On voit très bien d’ailleurs le projet mondialiste qui prétend être mû par un bien absolu. La réalité des droits de l’homme qui renvoie à une sorte de modèle médiévo-futuriste superposant la notion de croisade à celle de l’humanitaire contemporain abrite en réalité bien des souffrances, bien des violences, bien des exactions, de la Lybie à la Syrie en passant par l’Ukraine.

LVdlR. Les droits de l’homme ne sont rien d’autre qu’un écran de fumée.

Yannick Jaffré. C’est un écran de fumée. Et c’est surtout la justification idéale ou idéologique d’un projet globale extrêmement violent qui fait du messianisme des droits de l’homme son instrument et qui sert en réalité les intérêts de ce qu’Hubert Védrine, dans ses beaux jours, avait appelé «l’hyperpuissante américaine». Voilà, il me semble qu’on en est là. Je vais être un peu provocateur mais on comprend les Etats-Unis. Ils veulent achever leur ennemi de la Guerre Froide, à la limite pourquoi le leur reprocher? Ils font leur travail d’Américains.
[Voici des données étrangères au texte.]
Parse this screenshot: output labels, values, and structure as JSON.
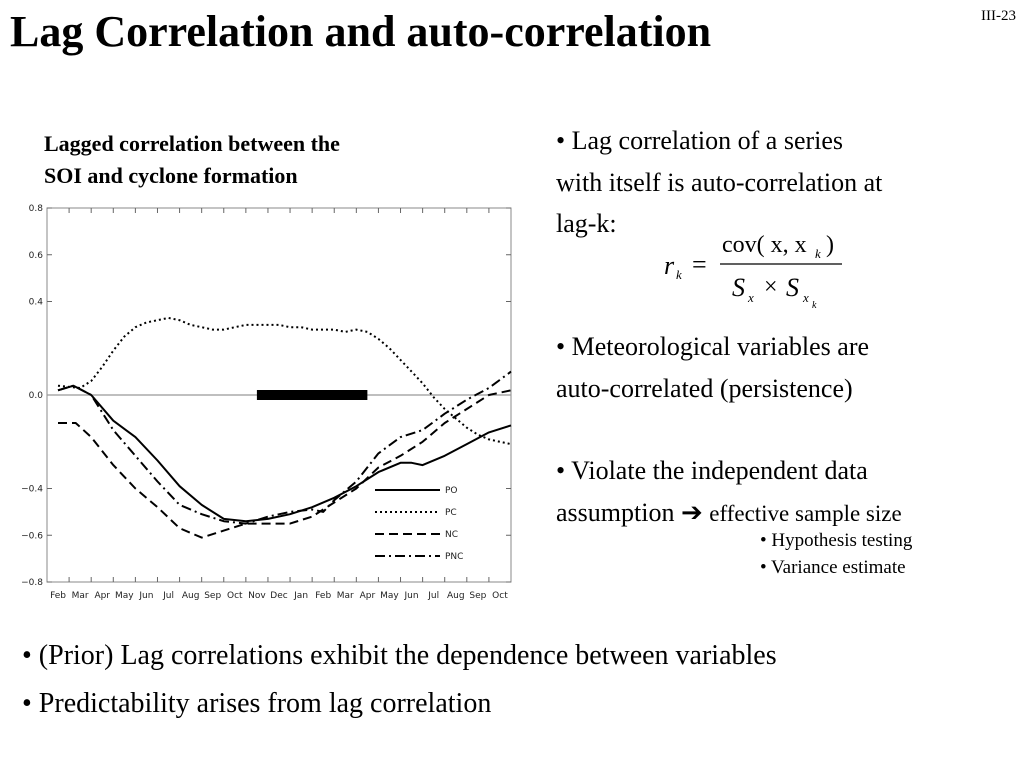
{
  "slide_number": "III-23",
  "title": "Lag Correlation and auto-correlation",
  "chart_caption": [
    "Lagged correlation between the",
    "SOI and cyclone formation"
  ],
  "chart_data": {
    "type": "line",
    "title": "",
    "xlabel": "",
    "ylabel": "",
    "ylim": [
      -0.8,
      0.8
    ],
    "yticks": [
      "0.8",
      "0.6",
      "0.4",
      "0.0",
      "−0.4",
      "−0.6",
      "−0.8"
    ],
    "ytick_values": [
      0.8,
      0.6,
      0.4,
      0.0,
      -0.4,
      -0.6,
      -0.8
    ],
    "categories": [
      "Feb",
      "Mar",
      "Apr",
      "May",
      "Jun",
      "Jul",
      "Aug",
      "Sep",
      "Oct",
      "Nov",
      "Dec",
      "Jan",
      "Feb",
      "Mar",
      "Apr",
      "May",
      "Jun",
      "Jul",
      "Aug",
      "Sep",
      "Oct"
    ],
    "highlight_bar": {
      "from_index": 9,
      "to_index": 14,
      "y": 0.0
    },
    "legend_position": "bottom-right",
    "series": [
      {
        "name": "PO",
        "style": "solid",
        "x": [
          0,
          0.7,
          1.5,
          2.5,
          3.5,
          4.5,
          5.5,
          6.5,
          7.5,
          8.5,
          9.5,
          10.5,
          11.5,
          12.5,
          13.5,
          14.5,
          15.5,
          16,
          16.5,
          17.5,
          18.5,
          19.5,
          20.5
        ],
        "values": [
          0.02,
          0.04,
          0.0,
          -0.11,
          -0.18,
          -0.28,
          -0.39,
          -0.47,
          -0.53,
          -0.54,
          -0.53,
          -0.51,
          -0.48,
          -0.44,
          -0.39,
          -0.33,
          -0.29,
          -0.29,
          -0.3,
          -0.26,
          -0.21,
          -0.16,
          -0.13
        ]
      },
      {
        "name": "PC",
        "style": "dotted",
        "x": [
          0,
          1,
          1.5,
          2,
          2.5,
          3,
          3.5,
          4,
          4.5,
          5,
          5.5,
          6,
          6.5,
          7,
          7.5,
          8,
          8.5,
          9,
          9.5,
          10,
          10.5,
          11,
          11.5,
          12,
          12.5,
          13,
          13.5,
          14,
          14.5,
          15,
          15.5,
          16,
          16.5,
          17,
          17.5,
          18,
          18.5,
          19,
          19.5,
          20,
          20.5
        ],
        "values": [
          0.04,
          0.03,
          0.06,
          0.12,
          0.19,
          0.25,
          0.29,
          0.31,
          0.32,
          0.33,
          0.32,
          0.3,
          0.29,
          0.28,
          0.28,
          0.29,
          0.3,
          0.3,
          0.3,
          0.3,
          0.29,
          0.29,
          0.28,
          0.28,
          0.28,
          0.27,
          0.28,
          0.27,
          0.24,
          0.2,
          0.15,
          0.1,
          0.05,
          -0.01,
          -0.06,
          -0.1,
          -0.14,
          -0.17,
          -0.19,
          -0.2,
          -0.21
        ]
      },
      {
        "name": "NC",
        "style": "dashed",
        "x": [
          0,
          0.8,
          1.5,
          2.5,
          3.5,
          4.5,
          5.5,
          6.5,
          7.5,
          8.5,
          9.5,
          10.5,
          11.5,
          12.5,
          13.5,
          14.5,
          15.5,
          16.5,
          17.5,
          18.5,
          19.5,
          20.5
        ],
        "values": [
          -0.12,
          -0.12,
          -0.18,
          -0.3,
          -0.4,
          -0.48,
          -0.57,
          -0.61,
          -0.58,
          -0.55,
          -0.55,
          -0.55,
          -0.52,
          -0.46,
          -0.4,
          -0.31,
          -0.26,
          -0.2,
          -0.12,
          -0.06,
          0.0,
          0.02
        ]
      },
      {
        "name": "PNC",
        "style": "dashdot",
        "x": [
          0,
          0.7,
          1.5,
          2.5,
          3.5,
          4.5,
          5.5,
          6.5,
          7.5,
          8.5,
          9.5,
          10.5,
          11.5,
          12,
          12.5,
          13.5,
          14.5,
          15.5,
          16.5,
          17.5,
          18.5,
          19.5,
          20.5
        ],
        "values": [
          0.02,
          0.04,
          0.0,
          -0.15,
          -0.26,
          -0.37,
          -0.47,
          -0.51,
          -0.54,
          -0.55,
          -0.52,
          -0.5,
          -0.49,
          -0.5,
          -0.45,
          -0.37,
          -0.25,
          -0.18,
          -0.15,
          -0.08,
          -0.02,
          0.03,
          0.1
        ]
      }
    ]
  },
  "bullets": {
    "b1": {
      "marker": "•",
      "line1": "Lag correlation of a series",
      "line2": "with itself is auto-correlation at",
      "line3": "lag-k:"
    },
    "b2": {
      "marker": "•",
      "line1": "Meteorological variables are",
      "line2": "auto-correlated (persistence)"
    },
    "b3": {
      "marker": "•",
      "line1": "Violate the independent data",
      "line2_text": "assumption",
      "arrow": "➔",
      "line2_small": "effective sample size"
    },
    "sub1": "• Hypothesis testing",
    "sub2": "• Variance estimate"
  },
  "formula": {
    "lhs": "r",
    "lhs_sub": "k",
    "equals": "=",
    "num": "cov( x, x",
    "num_sub": "k",
    "num_close": ")",
    "den_s1": "S",
    "den_sub1": "x",
    "times": "×",
    "den_s2": "S",
    "den_sub2": "x",
    "den_subsub": "k"
  },
  "bottom": {
    "line1": "• (Prior) Lag correlations exhibit the dependence between variables",
    "line2": "• Predictability arises from lag correlation"
  }
}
En revanche, que les élites européennes, tout particulièrement françaises, se prêtent à cette politique, cela me parait aller non seulement contre les intérêts nationaux mais révéler le degré de dégradation morale, éthique et en somme quasi-constitutionnelle des élites françaises.

LVdlR. Mais justement, comment est-ce que vous expliquez ce suivisme tout à fait béat?

Yannick Jaffré. On peut y voir plusieurs causes. Je pense que l’idéologie européiste a beaucoup jouée dans cette dégradation du sens national des élites françaises. On ne peut que constater qu’on a ici de petits hommes qui au fond ne veulent pas décider pour eux-mêmes. Quand il leur reste un peu de rationalité, comme dans l’affaire des Mistrals, par exemple, on sent quand même qu’il y a une forme de raison d’Etat qui persiste contre la logique des sanctions. Il est en effet difficile de renoncer à un tel contrat. Mais on sent qu’il s’agit en fait d’une raison d’Etat passive, qu’il n’y a pas de grand projet derrière. Le projet, c’est de se fondre dans l’ensemble euratlantiste, c'est-à-dire de suivre des décisions qui sont prises ailleurs que chez soi».